Calculation of activation maps gradients

I have a 4D tensor of activation maps, i.e., X of size (bs, channels, dim, dim); e.g.,

import torch
bs = 3
channels = 512
dim = 64
X = torch.rand(bs, channels, dim, dim)

I want to calculate the (x, y)-gradients of the activation maps (which are roughly seen as “images”). I think that this can be done using a 2D convolution with fixed weights. For the x-gradient, for instance,

import numpy as np
import torch.nn as nn

grad_x_weights = np.array([[1, 0, -1],
                           [2, 0, -2],
                           [1, 0, -1]])
conv_x = nn.Conv2d(512, 512, kernel_size=3, stride=1, padding=1, bias=False)
conv_x.weight = nn.Parameter(torch.from_numpy(grad_x_weights).float().expand(1, 512, 3,3))

grad_x = conv_x(X)

This will (as expected) give an output of size (3, 1, 64, 64), but what I would like to have is the gradient of the activation maps, for each activation map, so something of size (3, 512, 64, 64) in a way that grad_x[i, j, :, :] will have the x-gradient of the j-th activation map of the i-th input.

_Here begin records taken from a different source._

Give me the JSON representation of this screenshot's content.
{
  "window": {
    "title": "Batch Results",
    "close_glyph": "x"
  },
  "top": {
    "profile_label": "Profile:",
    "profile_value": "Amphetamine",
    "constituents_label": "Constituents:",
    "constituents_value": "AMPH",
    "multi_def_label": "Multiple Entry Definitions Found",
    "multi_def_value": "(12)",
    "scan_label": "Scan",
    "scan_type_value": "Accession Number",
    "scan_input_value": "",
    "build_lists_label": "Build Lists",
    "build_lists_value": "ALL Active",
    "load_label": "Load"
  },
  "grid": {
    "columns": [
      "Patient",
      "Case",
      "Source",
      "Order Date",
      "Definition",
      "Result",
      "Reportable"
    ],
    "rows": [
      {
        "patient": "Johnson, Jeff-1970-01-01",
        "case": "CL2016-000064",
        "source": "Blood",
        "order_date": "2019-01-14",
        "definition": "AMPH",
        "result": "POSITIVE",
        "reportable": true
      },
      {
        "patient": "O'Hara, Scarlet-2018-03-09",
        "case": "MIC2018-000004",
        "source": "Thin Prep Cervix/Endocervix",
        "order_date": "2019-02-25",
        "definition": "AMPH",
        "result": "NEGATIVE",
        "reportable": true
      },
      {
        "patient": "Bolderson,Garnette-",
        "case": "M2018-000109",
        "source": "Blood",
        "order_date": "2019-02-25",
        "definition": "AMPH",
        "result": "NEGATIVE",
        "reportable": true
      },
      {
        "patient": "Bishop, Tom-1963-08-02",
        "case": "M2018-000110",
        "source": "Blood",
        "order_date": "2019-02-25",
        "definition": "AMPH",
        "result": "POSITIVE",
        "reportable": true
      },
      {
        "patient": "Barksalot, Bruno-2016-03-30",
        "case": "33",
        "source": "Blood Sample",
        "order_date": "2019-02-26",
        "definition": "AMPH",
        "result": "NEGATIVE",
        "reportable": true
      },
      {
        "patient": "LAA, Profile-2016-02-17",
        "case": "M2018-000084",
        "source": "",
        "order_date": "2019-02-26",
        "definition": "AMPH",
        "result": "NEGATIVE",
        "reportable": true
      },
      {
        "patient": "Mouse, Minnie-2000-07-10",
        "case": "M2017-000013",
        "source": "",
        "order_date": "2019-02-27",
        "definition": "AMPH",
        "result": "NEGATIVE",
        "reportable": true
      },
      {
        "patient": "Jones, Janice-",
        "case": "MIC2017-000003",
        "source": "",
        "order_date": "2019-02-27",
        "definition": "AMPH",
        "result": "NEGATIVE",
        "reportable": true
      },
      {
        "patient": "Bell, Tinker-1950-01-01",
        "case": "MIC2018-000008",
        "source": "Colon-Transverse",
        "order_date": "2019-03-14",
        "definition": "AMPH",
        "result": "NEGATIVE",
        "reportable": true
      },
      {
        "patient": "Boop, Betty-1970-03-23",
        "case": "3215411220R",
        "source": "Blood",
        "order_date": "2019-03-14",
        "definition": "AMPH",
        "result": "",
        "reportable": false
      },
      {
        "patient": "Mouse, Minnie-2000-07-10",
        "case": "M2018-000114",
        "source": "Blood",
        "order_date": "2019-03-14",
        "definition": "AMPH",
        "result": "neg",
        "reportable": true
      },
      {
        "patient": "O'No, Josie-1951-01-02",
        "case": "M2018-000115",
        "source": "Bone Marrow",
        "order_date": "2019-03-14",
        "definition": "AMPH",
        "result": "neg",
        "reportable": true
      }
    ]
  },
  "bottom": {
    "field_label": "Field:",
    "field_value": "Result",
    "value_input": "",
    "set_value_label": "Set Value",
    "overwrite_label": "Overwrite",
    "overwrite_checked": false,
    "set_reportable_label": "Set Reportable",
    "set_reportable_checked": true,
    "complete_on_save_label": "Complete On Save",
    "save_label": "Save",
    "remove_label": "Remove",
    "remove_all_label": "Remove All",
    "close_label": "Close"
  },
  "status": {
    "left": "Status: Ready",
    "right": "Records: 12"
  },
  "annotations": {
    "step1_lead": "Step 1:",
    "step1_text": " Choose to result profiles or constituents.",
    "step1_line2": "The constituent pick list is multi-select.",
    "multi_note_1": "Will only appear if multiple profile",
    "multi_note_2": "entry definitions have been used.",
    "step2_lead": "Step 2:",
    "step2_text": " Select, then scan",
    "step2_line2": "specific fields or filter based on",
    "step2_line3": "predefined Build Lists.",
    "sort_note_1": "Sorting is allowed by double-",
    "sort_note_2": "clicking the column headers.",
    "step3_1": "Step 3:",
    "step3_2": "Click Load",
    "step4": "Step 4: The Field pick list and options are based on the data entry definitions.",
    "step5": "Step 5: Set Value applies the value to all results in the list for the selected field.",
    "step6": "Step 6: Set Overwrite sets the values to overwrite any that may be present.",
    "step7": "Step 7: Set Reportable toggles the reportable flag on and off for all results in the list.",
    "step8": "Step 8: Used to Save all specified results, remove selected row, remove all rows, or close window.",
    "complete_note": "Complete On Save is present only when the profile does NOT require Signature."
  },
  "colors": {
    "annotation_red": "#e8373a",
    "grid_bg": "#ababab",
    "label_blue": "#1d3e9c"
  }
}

Finally, I would like to set grad_x_weights as non-learnable, so that conv_x will always calculates the gradients of the activation maps.

Thank you!

You could probably use the groups parameter:

conv_x = nn.Conv2d(512, 512, kernel_size=3, stride=1, padding=1, bias=False, groups=512)
conv_x.weight = nn.Parameter(torch.from_numpy(grad_x_weights).float().expand(512, 1, 3,3))

grad_x = conv_x(X)

To freeze the the weights you could set their requires_grad flag to False.